Millions of people have had to take out emergency loans in order to pay for the funerals of their loved ones. Credit cards, personal loans, and even payday loans have been used by people who find they haven’t got enough money to cover their costs.
With about £1.6bn thought to have been spent this way over the past five years. That represents a significant proportion of the total £4.8bn spent on funerals during that period.
Perhaps most worrying is the finding that more than a million people have turned to high-interest payday loans. According to research by the British Seniors Insurance Agency (Bsia), nearly £600m has been borrowed this way over the past half a decade.
Perhaps these stats are less surprising when people’s ignorance of the situation is taken into account. The research suggests that many of us are failing to prepare for funeral costs, with nearly half the population – about 23 million people – making no provision at all. Even within the over-50s age group, nearly a third of people have no financial plan in place.
“Our research reveals the worrying scale of just how many UK adults are failing to get their financial affairs in order and put provisions in place for their death,” said Dave Sutherland, of Bisa.

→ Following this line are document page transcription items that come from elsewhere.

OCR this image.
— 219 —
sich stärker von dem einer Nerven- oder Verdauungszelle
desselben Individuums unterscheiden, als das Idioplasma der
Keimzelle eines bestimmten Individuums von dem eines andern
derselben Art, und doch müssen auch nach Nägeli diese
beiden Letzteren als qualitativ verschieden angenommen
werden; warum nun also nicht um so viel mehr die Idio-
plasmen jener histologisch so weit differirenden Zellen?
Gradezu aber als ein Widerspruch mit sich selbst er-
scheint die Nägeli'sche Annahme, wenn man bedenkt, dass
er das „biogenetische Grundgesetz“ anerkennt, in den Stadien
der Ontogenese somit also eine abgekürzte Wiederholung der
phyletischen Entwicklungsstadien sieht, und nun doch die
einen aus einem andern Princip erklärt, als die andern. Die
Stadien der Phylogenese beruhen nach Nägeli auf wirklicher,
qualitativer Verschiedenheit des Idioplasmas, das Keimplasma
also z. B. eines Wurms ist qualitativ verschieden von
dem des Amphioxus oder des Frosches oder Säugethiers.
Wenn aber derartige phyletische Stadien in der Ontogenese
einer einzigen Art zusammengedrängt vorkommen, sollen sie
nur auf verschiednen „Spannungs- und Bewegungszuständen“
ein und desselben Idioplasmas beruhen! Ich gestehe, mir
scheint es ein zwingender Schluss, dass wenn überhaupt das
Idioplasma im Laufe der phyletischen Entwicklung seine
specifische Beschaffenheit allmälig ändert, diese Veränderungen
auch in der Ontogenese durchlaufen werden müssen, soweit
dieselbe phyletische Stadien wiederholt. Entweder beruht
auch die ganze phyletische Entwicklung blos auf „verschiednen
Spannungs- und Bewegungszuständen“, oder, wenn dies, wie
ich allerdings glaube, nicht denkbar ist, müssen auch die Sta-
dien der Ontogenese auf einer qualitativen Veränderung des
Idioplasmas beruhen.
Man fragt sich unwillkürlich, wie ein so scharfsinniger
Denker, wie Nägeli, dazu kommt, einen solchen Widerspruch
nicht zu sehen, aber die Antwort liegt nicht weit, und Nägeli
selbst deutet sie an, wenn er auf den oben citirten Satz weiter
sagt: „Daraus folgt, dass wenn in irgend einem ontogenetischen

“The cost of overlooking these matters is clear, with the family members and loved ones left behind put under a tremendous amount of pressure. At what is already a difficult time, many people are finding that their grief is greatly exacerbated by the fact that they have to cover the costs associated with death.
Those questioned as part of the research estimated that, on average, the cost of a funeral is £3,733. The real figure is £4,136 – and Bsia said it expected funeral costs to rise by more than 20% over the next 10 years, to more than £5,000.